0
votes

Simple question for GCE users: are persistent boot disks safe to be used or data loss could occur?

I've seen that I can attach additional persistent disks, but what about the standard boot disks (that should be persistent as well) ? What happens during maintenance, equipment failures and so on ? Are these boot disks stored on hardware with built-in redundancy (raid and so on) ?

In other words, are a compute instance with persistent boot-disk similiar to a non-cloud VM stored on local RAID (from data-loss point of view) ? Usually cloud instances are volatile, a crash, shutdown, maintenance and so on, will destroy all data stored.

Obvisouly, i'll have backups.

2
Note: you can use a persistent disk created by any means (empty, then filled with data, from a snapshot, or from an image) to boot a VM. Creating from an image is the most common way of course.

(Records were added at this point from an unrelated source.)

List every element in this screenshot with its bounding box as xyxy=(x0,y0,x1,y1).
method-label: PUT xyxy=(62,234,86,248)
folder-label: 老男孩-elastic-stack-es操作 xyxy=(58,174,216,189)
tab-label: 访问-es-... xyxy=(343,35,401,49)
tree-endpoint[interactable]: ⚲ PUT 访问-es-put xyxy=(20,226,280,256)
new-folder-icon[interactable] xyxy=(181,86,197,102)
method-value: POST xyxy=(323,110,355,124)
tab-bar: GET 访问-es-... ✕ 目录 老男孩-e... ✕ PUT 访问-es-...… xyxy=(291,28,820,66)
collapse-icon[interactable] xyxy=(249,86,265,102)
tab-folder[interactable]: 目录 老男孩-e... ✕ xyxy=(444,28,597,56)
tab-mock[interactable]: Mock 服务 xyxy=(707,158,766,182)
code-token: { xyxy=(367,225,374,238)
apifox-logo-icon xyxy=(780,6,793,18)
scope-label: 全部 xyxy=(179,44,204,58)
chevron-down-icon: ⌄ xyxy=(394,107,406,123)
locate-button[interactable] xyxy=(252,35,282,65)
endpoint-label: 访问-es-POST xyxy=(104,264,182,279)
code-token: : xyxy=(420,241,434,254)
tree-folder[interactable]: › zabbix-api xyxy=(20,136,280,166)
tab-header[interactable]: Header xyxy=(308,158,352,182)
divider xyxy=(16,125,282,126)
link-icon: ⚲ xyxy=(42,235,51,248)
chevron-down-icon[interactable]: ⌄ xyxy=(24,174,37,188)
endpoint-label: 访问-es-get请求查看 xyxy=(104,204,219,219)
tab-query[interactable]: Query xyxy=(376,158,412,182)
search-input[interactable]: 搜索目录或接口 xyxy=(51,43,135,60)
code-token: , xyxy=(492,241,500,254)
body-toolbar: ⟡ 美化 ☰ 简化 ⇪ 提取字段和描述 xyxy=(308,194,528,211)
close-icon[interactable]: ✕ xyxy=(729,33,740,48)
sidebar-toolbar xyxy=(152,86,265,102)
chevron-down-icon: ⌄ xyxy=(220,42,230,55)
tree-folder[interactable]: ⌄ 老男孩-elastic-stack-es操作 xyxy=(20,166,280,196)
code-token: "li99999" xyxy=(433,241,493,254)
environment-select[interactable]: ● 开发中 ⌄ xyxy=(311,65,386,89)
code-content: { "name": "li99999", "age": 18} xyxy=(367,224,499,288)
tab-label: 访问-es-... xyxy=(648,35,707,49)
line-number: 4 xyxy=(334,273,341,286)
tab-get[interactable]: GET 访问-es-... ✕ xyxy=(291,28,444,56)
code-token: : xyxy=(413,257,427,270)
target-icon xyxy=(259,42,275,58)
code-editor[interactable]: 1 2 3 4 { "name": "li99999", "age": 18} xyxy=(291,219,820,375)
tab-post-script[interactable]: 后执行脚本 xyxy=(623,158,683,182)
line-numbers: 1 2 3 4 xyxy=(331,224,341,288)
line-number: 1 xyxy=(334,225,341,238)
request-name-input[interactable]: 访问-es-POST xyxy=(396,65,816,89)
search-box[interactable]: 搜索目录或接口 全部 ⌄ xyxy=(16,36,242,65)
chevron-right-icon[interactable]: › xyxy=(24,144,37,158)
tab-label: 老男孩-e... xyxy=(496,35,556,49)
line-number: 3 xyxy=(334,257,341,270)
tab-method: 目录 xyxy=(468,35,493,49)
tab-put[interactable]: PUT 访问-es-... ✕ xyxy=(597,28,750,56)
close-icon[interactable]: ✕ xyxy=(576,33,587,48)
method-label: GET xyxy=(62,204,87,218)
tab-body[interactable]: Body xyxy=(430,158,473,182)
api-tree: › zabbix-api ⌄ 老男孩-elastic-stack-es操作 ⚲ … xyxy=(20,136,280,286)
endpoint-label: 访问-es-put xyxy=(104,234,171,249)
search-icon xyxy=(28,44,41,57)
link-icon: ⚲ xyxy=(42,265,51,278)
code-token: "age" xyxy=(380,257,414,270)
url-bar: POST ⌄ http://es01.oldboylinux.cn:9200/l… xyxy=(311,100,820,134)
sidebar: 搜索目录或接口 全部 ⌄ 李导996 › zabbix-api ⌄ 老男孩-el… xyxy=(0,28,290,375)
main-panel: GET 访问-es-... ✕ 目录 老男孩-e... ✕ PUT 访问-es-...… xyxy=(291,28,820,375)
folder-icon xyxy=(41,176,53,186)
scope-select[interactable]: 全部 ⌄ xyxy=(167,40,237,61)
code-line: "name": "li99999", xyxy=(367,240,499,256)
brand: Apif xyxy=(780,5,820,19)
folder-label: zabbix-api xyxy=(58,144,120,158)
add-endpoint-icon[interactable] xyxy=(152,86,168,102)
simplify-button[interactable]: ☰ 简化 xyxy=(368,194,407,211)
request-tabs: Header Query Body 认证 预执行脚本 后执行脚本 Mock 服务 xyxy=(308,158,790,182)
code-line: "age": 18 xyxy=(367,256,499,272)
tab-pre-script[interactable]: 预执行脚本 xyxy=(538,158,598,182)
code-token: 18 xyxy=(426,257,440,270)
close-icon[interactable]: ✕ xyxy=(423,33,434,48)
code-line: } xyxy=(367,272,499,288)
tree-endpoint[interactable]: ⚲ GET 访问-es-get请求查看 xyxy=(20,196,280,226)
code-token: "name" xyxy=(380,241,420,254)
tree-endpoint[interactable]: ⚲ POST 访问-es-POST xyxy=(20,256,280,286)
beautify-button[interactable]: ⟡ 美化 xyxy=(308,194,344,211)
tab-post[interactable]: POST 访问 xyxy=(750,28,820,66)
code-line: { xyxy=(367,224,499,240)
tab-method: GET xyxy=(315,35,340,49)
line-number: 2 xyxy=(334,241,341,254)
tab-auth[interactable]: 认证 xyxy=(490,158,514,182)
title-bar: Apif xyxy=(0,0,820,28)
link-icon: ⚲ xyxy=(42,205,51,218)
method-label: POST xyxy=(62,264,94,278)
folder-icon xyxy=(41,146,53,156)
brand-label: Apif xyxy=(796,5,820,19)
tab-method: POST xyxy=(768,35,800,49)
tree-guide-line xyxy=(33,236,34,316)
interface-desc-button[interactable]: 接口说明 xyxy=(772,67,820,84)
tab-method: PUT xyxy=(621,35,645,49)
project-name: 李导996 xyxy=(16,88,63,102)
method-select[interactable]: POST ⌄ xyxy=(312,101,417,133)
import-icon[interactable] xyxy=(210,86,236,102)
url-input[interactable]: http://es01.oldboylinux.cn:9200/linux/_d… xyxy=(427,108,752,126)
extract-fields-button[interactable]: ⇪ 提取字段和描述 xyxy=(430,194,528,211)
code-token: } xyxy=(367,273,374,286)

Disks created in this way should have the same durability characteristics as normal persistent disks. All persistent disks are stored with redundancy (like RAID) so hardware failures and maintenance events are invisible to users (modulo very rare events and bugs). Local SSD gives you access to a single physical SSD card on a VM and is not (guaranteed) persistent in the case of a crash.atomictom

2 Answers

0
votes

GCE Persistent Disks are designed to be durable and highly-available:

Persistent disks are durable network storage devices that your instances can access like physical disks in a desktop or a server. The data on each persistent disk is distributed across several physical disks. Compute Engine manages the physical disks and the data distribution to ensure redundancy and optimize performance for you.

(emphasis my own, source: Google documentation)

You have a choice of zonal or regional (currently in public beta) persistent disks, on an HDD or SSD-based platform. For boot disks, only zonal disks are supported as of the time of this writing.

As the name suggests, zonal disks are only guaranteed to persist their data within a single zone; outage or failure of that zone may render the data unavailable. Writes to regional disks are replicated to two zones in a region to safeguard against the outage of any one zone. The Google Compute Engine console, "Disks" section will show you that boot disks for your instances are zonal persistent disks.

Irrespective of the durability, it is obviously wise to keep your own backups of your persistent disks in another form of storage to safeguard other mechanisms for data loss, such as corruption in your application or user error by an operator. Snapshots of persistent disks are replicated to other regions; however, be aware of their lifecycle in the event the parent disk is deleted.

In addition to reviewing the comprehensive page linked above, I recommend reviewing the relevant SLA documentation to ascertain the precise guarantees and service levels offered to you.

Usually cloud instances are volatile, a crash, shutdown, maintenance and so on, will destroy all data stored.

The cloud model does indeed prefer instances which are stateless and can be replaced at will. This offers many scalability and robustness advantages, which can be achieved using managed instance groups, for example. However, you can use VMs for persistent storage if desired.

1
votes

normally the data boot disk should be ok with restart and other maintenance operation. But it will be deleted with the compute by default.

If you use managed-instance-group, preemptible compute... and you want persistent data, you should use another storage system. If you juste use compute as is, it should be safe enough with backup.

I still think an additional persistent disk or another storage system is a better way to do things. But it's only my opinion.